11. Januar 2013 | Themenbereich: Bayern, Justiz | Drucken

Bayerns Justizministerin Dr. Beate Merk fordert aus Anlass eines aktuellen Berichts des Bundeskriminalamts bessere Instrumentarien zur Bekämpfung von Menschenhandel: „Besonders alarmierend ist, dass laut dem Bericht die Opfer von Menschenhandel und Zwangsprostitution immer jünger werden“, so Merk. „Und dass selten Verfahren durch Anzeigen der Opfer in Gang kommen und viele der Opfer aus Scham oder Angst schweigen“. Merk mahnte daher dringend bessere rechtliche Instrumente an, um diese Form der organisierten Kriminalität effektiver bekämpfen zu können.

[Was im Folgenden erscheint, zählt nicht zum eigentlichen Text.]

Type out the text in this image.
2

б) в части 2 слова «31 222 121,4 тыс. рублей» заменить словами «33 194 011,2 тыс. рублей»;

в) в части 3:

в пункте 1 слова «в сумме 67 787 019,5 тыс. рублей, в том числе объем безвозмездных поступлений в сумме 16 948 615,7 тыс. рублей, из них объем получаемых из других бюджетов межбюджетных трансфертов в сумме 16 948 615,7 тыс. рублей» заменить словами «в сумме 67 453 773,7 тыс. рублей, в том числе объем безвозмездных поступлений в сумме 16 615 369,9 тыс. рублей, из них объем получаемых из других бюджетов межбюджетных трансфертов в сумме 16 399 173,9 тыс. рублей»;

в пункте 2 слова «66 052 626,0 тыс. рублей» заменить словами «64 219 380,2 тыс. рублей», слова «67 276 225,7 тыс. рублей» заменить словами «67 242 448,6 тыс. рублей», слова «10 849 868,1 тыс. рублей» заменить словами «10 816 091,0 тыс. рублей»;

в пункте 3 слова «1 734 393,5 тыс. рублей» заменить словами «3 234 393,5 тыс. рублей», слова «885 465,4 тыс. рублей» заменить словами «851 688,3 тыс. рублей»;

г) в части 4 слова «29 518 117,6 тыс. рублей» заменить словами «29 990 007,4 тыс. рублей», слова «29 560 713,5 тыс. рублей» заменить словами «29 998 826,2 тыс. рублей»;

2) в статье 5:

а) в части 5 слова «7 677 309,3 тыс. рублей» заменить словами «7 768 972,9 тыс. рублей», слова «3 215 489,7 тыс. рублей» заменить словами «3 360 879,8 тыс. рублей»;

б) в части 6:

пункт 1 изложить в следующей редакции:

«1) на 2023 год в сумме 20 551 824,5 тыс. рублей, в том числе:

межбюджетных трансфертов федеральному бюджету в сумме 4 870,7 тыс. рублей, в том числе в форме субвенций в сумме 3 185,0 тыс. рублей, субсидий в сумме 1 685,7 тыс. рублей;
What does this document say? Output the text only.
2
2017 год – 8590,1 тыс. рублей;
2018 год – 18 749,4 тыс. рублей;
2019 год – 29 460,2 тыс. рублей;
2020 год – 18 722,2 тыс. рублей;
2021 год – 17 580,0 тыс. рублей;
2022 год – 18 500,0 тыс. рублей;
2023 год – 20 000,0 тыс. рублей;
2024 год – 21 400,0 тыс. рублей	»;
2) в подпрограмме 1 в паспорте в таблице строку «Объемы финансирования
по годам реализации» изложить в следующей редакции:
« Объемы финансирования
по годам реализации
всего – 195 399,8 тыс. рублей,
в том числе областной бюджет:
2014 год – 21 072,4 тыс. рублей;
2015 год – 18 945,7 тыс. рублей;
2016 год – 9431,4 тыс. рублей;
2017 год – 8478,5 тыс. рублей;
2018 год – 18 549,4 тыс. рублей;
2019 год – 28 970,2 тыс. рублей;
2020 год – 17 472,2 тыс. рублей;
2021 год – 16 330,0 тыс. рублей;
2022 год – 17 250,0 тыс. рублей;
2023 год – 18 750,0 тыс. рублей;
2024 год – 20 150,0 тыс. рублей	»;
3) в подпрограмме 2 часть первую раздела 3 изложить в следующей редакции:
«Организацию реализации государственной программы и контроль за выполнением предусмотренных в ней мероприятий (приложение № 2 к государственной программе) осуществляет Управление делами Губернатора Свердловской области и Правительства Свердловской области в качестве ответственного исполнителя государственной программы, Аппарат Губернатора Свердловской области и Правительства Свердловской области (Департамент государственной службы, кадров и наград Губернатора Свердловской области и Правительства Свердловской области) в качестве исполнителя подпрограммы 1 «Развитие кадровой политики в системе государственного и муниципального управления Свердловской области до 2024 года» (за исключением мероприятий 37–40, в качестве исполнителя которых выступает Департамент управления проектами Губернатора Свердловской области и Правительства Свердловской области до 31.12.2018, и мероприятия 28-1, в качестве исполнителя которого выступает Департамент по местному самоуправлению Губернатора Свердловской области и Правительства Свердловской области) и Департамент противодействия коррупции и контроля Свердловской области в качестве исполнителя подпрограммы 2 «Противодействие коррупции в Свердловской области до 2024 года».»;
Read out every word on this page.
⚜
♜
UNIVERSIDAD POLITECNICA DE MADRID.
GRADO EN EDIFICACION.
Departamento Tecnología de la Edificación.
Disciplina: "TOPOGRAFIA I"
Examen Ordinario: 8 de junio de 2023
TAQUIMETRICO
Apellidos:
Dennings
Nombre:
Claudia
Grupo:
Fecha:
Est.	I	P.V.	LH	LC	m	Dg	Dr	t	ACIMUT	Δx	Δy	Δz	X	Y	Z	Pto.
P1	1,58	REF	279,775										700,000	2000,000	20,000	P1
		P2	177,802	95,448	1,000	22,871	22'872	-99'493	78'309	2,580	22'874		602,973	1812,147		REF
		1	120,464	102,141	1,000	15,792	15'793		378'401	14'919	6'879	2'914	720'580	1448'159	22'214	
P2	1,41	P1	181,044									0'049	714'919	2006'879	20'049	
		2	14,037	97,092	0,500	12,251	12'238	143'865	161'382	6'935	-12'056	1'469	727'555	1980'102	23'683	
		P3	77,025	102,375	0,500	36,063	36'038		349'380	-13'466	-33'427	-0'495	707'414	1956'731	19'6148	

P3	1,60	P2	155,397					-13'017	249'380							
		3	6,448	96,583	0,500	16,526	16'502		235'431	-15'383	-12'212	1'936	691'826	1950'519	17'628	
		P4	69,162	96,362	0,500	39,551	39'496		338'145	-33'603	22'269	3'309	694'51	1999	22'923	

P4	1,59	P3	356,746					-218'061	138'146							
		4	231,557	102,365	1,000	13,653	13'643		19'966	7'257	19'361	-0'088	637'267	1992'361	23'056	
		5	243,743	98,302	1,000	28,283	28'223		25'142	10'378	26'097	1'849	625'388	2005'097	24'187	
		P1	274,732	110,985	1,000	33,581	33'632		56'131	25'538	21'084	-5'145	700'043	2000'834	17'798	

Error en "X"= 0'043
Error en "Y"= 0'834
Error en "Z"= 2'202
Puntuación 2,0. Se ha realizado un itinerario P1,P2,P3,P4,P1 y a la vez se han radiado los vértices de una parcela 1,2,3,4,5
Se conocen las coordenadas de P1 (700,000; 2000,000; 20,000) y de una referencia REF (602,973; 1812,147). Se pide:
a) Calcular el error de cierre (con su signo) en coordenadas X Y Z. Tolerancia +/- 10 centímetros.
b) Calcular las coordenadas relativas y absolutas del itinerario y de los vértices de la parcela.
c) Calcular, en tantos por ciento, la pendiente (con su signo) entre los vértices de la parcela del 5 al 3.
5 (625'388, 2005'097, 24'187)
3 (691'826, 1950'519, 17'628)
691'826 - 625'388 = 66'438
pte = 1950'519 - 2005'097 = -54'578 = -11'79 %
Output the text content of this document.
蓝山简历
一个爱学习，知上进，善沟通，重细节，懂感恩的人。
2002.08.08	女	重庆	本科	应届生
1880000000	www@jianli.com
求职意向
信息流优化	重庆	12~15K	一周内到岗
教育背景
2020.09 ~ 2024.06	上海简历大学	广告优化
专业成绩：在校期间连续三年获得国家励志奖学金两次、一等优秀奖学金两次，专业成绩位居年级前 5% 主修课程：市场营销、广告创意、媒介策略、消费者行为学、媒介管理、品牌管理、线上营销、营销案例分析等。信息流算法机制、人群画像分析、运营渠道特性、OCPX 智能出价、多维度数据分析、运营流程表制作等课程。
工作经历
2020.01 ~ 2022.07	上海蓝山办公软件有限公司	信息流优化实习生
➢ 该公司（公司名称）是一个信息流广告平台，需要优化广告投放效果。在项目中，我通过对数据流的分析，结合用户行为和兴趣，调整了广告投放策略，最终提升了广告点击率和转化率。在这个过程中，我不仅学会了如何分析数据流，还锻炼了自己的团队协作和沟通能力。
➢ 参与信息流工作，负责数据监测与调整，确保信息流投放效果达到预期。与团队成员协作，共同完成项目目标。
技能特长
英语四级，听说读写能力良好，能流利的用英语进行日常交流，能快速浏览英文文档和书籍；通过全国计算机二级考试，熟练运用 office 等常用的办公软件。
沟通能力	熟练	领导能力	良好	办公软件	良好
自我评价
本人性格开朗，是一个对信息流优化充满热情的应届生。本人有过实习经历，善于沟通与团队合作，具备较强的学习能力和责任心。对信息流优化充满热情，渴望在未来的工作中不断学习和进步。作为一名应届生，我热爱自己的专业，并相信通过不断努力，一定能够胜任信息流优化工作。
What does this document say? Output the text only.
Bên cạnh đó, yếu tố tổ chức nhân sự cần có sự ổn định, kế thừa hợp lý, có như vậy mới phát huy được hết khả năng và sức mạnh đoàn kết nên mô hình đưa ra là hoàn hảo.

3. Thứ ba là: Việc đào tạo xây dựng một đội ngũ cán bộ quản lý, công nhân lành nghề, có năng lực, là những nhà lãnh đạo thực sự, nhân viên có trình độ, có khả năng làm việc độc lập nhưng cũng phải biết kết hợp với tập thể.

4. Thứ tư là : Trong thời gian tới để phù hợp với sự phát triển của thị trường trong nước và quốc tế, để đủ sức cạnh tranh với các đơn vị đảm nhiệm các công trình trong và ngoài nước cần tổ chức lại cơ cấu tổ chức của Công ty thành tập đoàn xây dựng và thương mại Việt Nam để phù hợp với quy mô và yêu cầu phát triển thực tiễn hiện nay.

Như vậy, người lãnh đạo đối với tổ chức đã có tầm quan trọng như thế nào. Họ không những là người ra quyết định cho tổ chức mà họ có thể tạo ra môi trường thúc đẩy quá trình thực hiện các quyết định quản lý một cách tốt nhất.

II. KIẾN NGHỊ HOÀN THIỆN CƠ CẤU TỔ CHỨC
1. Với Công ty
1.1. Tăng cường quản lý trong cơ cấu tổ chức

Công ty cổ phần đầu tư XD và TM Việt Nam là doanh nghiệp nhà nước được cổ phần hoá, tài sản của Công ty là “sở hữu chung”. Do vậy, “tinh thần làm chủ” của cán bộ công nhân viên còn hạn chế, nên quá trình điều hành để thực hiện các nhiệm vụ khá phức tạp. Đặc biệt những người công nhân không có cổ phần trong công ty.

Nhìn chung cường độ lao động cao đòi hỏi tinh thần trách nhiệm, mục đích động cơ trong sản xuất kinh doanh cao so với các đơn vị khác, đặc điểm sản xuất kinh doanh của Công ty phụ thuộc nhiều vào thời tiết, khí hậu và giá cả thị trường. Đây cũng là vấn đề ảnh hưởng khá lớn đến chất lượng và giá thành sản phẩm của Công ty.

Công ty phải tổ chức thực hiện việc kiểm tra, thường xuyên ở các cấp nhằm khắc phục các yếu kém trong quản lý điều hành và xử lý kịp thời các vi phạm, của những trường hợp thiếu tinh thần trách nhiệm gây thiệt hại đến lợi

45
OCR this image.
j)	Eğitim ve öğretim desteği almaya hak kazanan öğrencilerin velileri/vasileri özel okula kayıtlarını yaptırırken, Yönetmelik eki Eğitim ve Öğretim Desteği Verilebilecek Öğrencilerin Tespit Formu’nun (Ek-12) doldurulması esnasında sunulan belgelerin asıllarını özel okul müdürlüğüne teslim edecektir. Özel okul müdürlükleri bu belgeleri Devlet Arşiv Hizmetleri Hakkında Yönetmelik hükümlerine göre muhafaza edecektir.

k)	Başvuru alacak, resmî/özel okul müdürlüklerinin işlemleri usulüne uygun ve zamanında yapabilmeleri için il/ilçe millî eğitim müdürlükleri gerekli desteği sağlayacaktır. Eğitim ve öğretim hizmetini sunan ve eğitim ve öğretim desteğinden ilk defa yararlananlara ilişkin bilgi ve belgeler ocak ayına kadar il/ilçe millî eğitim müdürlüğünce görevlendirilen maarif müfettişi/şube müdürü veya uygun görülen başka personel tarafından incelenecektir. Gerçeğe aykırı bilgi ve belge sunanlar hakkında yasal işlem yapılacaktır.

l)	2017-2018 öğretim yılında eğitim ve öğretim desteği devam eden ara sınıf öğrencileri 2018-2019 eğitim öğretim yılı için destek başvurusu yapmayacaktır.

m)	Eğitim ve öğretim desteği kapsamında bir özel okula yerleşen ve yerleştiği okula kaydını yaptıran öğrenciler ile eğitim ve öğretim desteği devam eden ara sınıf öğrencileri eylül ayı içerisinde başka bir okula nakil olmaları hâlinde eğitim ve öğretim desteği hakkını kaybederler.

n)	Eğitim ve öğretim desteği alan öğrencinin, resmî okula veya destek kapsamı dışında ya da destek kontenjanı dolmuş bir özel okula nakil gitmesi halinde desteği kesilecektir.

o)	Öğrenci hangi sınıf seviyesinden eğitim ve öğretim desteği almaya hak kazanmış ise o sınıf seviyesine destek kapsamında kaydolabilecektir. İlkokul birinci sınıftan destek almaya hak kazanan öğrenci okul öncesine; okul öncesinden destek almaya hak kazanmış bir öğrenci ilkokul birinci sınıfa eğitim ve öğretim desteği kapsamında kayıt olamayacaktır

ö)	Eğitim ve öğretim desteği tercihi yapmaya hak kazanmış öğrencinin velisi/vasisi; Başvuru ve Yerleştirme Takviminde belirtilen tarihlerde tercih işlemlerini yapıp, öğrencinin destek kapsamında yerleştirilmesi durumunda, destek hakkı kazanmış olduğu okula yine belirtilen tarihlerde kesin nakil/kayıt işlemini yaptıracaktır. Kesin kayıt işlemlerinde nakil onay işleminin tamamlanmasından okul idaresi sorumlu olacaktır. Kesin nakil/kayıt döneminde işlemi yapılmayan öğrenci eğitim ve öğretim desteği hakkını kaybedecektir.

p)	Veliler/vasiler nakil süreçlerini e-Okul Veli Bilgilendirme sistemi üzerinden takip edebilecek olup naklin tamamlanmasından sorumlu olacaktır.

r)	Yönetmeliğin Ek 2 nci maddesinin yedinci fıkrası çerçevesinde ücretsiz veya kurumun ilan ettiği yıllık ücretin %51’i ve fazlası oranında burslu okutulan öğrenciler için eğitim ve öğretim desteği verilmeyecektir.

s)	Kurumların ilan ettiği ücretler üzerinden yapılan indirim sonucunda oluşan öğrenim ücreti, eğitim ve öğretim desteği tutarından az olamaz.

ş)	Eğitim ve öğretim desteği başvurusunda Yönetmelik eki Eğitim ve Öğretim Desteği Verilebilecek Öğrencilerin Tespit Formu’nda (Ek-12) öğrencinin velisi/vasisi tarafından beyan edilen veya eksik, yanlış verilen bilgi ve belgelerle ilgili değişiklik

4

„Das beginnt im Bereich der Aufklärung und Prävention“, so Merk. „Aber auch im Strafrecht muss sich etwas tun. Seit Jahren kämpfe ich dafür, dass auch die Freier von Zwangsprostituierten bestraft werden können, denn nur deren Nachfrage lässt das Geschäft boomen. Auch müssen wir die Strafmilderungen durch das rot-grüne Prostitutionsgesetz aus dem Jahr 2001 wieder rückgängig machen. Den Strafverfolgungsbehörden fehlt seitdem häufig die Möglichkeit, Durchsuchungsbeschlüsse gegen das Rotlichtmilieu zu erwirken.“

Vor allem brauchen wir auch bessere Möglichkeiten, um den Opfern Brücken zu bauen, damit sie Vertrauen zu den Strafverfolgungsbehörden schöpfen und keine Angst haben müssen, gegen ihre Peiniger auszusagen. So sieht die EU-Richtlinie gegen Menschenhandel vor, dass die zuständigen nationalen Behörden die Befugnis haben müssen, Opfer von Menschenhandel ihrerseits Straffreiheit zu gewähren oder von einer Strafe abzusehen. Sie sollte zügig in deutsches Recht umgesetzt werden.“

Ein aktueller Bericht des Bundeskriminalamts kommt laut Medienberichten zu dem Ergebnis, dass Opfer von Menschenhandel immer jünger werden. Die Mehrzahl der 2011 bei Polizeikontrollen entdeckten Frauen und Männer war danach jünger als 21 Jahre. 12 % waren zwischen 14 und 17 Jahre alt und 13 Opfer sogar jünger als 14 Jahre. Jedes fünfte Opfer werde mit Gewalt zur Prostitution gezwungen.